I made an appointment with a doctor a couple days ago, hung up the phone, and immediately thought about luck and evolution.

A few years ago Amy Grant released a song called Lucky One.  In it she told a boy that because he was so awesome she felt like the lucky one in the relationship.  Some Christian radio stations and retailers dropped her like a copy of the Book of Mormon.  Luck is a secular replacement for God and his sovereignty, their logic went.  To believe in luck, they reasoned, is to not believe in a powerful, personal and active God.

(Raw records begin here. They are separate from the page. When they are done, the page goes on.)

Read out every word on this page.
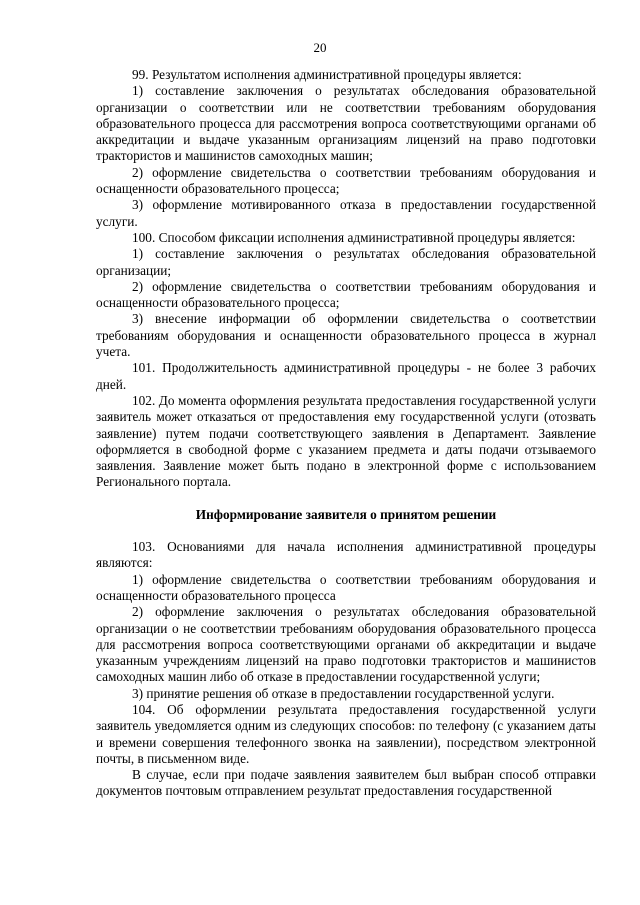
20

99. Результатом исполнения административной процедуры является:

1) составление заключения о результатах обследования образовательной организации о соответствии или не соответствии требованиям оборудования образовательного процесса для рассмотрения вопроса соответствующими органами об аккредитации и выдаче указанным организациям лицензий на право подготовки трактористов и машинистов самоходных машин;

2) оформление свидетельства о соответствии требованиям оборудования и оснащенности образовательного процесса;

3) оформление мотивированного отказа в предоставлении государственной услуги.

100. Способом фиксации исполнения административной процедуры является:

1) составление заключения о результатах обследования образовательной организации;

2) оформление свидетельства о соответствии требованиям оборудования и оснащенности образовательного процесса;

3) внесение информации об оформлении свидетельства о соответствии требованиям оборудования и оснащенности образовательного процесса в журнал учета.

101. Продолжительность административной процедуры - не более 3 рабочих дней.

102. До момента оформления результата предоставления государственной услуги заявитель может отказаться от предоставления ему государственной услуги (отозвать заявление) путем подачи соответствующего заявления в Департамент. Заявление оформляется в свободной форме с указанием предмета и даты подачи отзываемого заявления. Заявление может быть подано в электронной форме с использованием Регионального портала.

Информирование заявителя о принятом решении

103. Основаниями для начала исполнения административной процедуры являются:

1) оформление свидетельства о соответствии требованиям оборудования и оснащенности образовательного процесса

2) оформление заключения о результатах обследования образовательной организации о не соответствии требованиям оборудования образовательного процесса для рассмотрения вопроса соответствующими органами об аккредитации и выдаче указанным учреждениям лицензий на право подготовки трактористов и машинистов самоходных машин либо об отказе в предоставлении государственной услуги;

3) принятие решения об отказе в предоставлении государственной услуги.

104. Об оформлении результата предоставления государственной услуги заявитель уведомляется одним из следующих способов: по телефону (с указанием даты и времени совершения телефонного звонка на заявлении), посредством электронной почты, в письменном виде.

В случае, если при подаче заявления заявителем был выбран способ отправки документов почтовым отправлением результат предоставления государственной
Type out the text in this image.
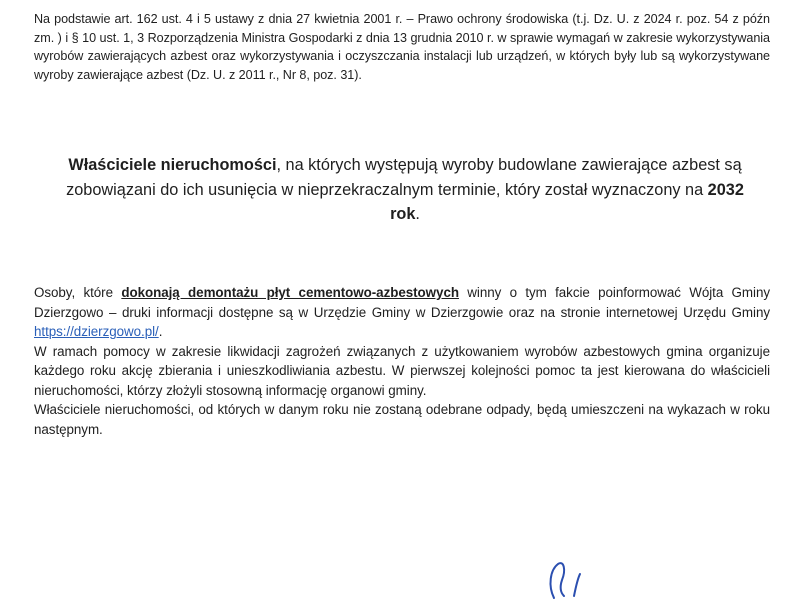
Na podstawie art. 162 ust. 4 i 5 ustawy z dnia 27 kwietnia 2001 r. – Prawo ochrony środowiska (t.j. Dz. U. z 2024 r. poz. 54 z późn zm. ) i § 10 ust. 1, 3 Rozporządzenia Ministra Gospodarki z dnia 13 grudnia 2010 r. w sprawie wymagań w zakresie wykorzystywania wyrobów zawierających azbest oraz wykorzystywania i oczyszczania instalacji lub urządzeń, w których były lub są wykorzystywane wyroby zawierające azbest (Dz. U. z 2011 r., Nr 8, poz. 31).
Właściciele nieruchomości, na których występują wyroby budowlane zawierające azbest są zobowiązani do ich usunięcia w nieprzekraczalnym terminie, który został wyznaczony na 2032 rok.

Osoby, które dokonają demontażu płyt cementowo-azbestowych winny o tym fakcie poinformować Wójta Gminy Dzierzgowo – druki informacji dostępne są w Urzędzie Gminy w Dzierzgowie oraz na stronie internetowej Urzędu Gminy https://dzierzgowo.pl/.

W ramach pomocy w zakresie likwidacji zagrożeń związanych z użytkowaniem wyrobów azbestowych gmina organizuje każdego roku akcję zbierania i unieszkodliwiania azbestu. W pierwszej kolejności pomoc ta jest kierowana do właścicieli nieruchomości, którzy złożyli stosowną informację organowi gminy.

Właściciele nieruchomości, od których w danym roku nie zostaną odebrane odpady, będą umieszczeni na wykazach w roku następnym.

This is the same logic that caused creationists in that high school classroom all those years ago to disagree with me and even claim I wasn’t a Christian, or at least not the kind that believes the bible.  Evolution, they essentially argued, is a replacement for God.  To believe in evolution, they reasoned, is to not believe in a powerful, creative God.

But both luck haters and creationists have doctors, I figure.

When creationists get sick they call a guy or gal with a lot of tools and knowledge about the human body and ask him to fix what’s broken. Does believing in x-rays, stethoscopes and antibiotics mean not believing in a powerful, personal, active and healing God?

When luck haters describe their bout with cancer or bunions or heart disease, do they say God healed them and that’s it or do they also talk about the chemotherapy, surgery and new diet plan that were part of their treatment?

Because, well, do doctor’s make us well or does God?

One thing’s for sure, God or evolution or both, hasn’t seen fit to make us humans very consistent in our beliefs yet.  That’s pretty unlucky for Amy Grant and me.